Core Keeper Review (sophistry)
This is one of those situations where I wish I could pick a 'neutral' or 'maybe' rating.
I like the fundamentals here. It's a core gameplay loop that will be immediately familiar to you if you've played any mining/harvesting/gathering/combat combo-sim in the last two decades. But it's a very uneven experience, and today I ran into a design choice that has me giving up on it, which is a shame, because my understanding is that later on you get to set up a lot of task automation, and I was looking forward to that -- it's a new twist on an old formula that sounded great.
I think early resource availability is weird -- I found Iron and Gold long, long before I found Tin, in spite of actively looking for it. I'm sure that's owed to the procedural generation component, as is the likelihood that you're going to wander around cutting endless tunnels in search of enough ore to cobble together the crafting stations you need in each tier, and then all of their items -- but the tiers nevertheless felt very brief and sort of unsatisfying. All of your time is spent getting the materials to make things, and very little time is actually spent using the things that you make -- it's hard to describe, and I'm sure I'm doing a poor job of it.
And then...
And then I ran into this mechanic today where breaking an enemy's line of sight, even just around a corner or a single pillar of earth, causes them to do insane amounts of healing. I spent ten minutes trying to plink down a huge enemy with a huge club that was capable of breaking terrain, wondering why it just would NOT die -- dancing around, kiting it in a loop, and I died three times (because I need ore out of its biome to make my next set of armor, but it two-shots me in the armor I have), only to realize it wasn't immortal -- it just SEEMED immortal -- because I was being punished for using the barely-useful terrain to buy myself breathing room.
After I died the third time and woke back up in bed at my base with all of my equipment durability completely destroyed, I decided this might not be the game for me. It's not that I can't handle a challenge, either! I've 'finished' Terraria a dozen times. I'm a Fromsoft super-fan. I play Dwarf Fortress and even more obscure roguelikes than DF, too. You could call me a glutton for punishment and it would probably be a fair assessment. But there are certain kinds of 'difficulty' that I find exasperating and a little bit cheap, and this is one of those. If this was only ever relevant for boss fights, or if it only ever came into play in situations where you have one enemy to deal with, that would maybe be another story...but it applies all the time, and you will frequently get mobbed by things with ranged attacks at the same time that you're trying to deal with a huge juggernaut of a thing. Forbidding breaking LOS without losing combat progress feels sort of bad.

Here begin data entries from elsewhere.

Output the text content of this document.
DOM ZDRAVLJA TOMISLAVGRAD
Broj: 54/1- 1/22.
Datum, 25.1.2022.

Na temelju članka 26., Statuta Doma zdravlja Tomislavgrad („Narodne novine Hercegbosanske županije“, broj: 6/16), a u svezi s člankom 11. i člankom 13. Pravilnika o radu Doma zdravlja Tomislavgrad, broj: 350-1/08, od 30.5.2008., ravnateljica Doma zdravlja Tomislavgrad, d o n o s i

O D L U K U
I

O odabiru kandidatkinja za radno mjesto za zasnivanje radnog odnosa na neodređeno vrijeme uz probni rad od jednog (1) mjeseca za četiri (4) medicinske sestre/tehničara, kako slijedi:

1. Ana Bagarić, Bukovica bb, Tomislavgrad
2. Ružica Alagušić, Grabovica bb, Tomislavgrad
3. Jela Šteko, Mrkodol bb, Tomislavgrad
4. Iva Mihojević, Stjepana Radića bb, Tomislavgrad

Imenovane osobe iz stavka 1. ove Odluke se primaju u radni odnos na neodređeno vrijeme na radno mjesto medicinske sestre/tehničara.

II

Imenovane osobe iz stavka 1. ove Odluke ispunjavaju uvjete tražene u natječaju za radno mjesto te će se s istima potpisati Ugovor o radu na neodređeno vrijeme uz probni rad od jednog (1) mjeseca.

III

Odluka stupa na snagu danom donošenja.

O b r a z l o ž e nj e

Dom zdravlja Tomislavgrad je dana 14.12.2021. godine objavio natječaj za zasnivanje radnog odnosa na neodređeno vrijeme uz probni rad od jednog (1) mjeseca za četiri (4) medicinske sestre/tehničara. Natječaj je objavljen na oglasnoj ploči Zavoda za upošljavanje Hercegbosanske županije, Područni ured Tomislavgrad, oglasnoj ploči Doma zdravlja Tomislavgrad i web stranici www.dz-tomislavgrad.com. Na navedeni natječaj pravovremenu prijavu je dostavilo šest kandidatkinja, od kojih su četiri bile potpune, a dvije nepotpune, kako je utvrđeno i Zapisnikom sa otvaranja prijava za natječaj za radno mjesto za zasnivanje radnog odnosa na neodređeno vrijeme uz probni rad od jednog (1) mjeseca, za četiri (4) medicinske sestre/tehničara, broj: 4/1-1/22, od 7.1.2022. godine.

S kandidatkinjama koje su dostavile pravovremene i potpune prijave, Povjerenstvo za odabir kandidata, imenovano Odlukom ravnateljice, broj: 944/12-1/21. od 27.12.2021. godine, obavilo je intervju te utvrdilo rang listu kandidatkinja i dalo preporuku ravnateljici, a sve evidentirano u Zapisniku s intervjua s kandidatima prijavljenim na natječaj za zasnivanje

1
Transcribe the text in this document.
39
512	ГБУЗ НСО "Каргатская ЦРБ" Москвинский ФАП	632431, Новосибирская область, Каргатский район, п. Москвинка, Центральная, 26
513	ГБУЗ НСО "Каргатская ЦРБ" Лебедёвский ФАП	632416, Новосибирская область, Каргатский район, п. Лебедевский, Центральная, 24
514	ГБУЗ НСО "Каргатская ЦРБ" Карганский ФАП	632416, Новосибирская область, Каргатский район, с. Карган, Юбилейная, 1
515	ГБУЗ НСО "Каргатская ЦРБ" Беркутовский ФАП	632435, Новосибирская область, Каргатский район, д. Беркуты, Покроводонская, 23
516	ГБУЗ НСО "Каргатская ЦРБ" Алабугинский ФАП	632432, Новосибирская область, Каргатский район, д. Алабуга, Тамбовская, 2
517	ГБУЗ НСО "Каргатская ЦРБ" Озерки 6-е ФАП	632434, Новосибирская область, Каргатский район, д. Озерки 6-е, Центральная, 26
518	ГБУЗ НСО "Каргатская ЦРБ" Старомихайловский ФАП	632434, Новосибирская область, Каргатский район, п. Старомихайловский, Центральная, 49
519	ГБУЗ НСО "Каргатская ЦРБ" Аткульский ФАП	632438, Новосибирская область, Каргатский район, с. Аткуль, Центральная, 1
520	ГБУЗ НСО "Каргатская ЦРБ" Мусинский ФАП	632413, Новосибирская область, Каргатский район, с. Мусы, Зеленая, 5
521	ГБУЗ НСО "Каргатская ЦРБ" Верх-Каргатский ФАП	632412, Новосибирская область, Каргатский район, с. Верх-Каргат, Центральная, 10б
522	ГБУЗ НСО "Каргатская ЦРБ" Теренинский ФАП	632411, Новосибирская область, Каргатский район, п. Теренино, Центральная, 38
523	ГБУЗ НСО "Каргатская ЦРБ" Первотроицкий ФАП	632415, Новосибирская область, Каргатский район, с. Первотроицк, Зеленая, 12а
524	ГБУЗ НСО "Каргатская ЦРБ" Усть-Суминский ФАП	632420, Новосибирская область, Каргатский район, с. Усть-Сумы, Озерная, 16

It makes me sad, because there's a lot I like -- the visuals are charming, the music is really lovely, and the notion of automation was really alluring, too -- but I just do not see the value in punishing players for using terrain to their advantage in a game where the challenges created by that terrain are already numerous: by default the environment is cramped, full of randomly-placed impassable tiles, and extremely dark.
That said, if you aren't bothered by the above, there's probably a very cute game in here.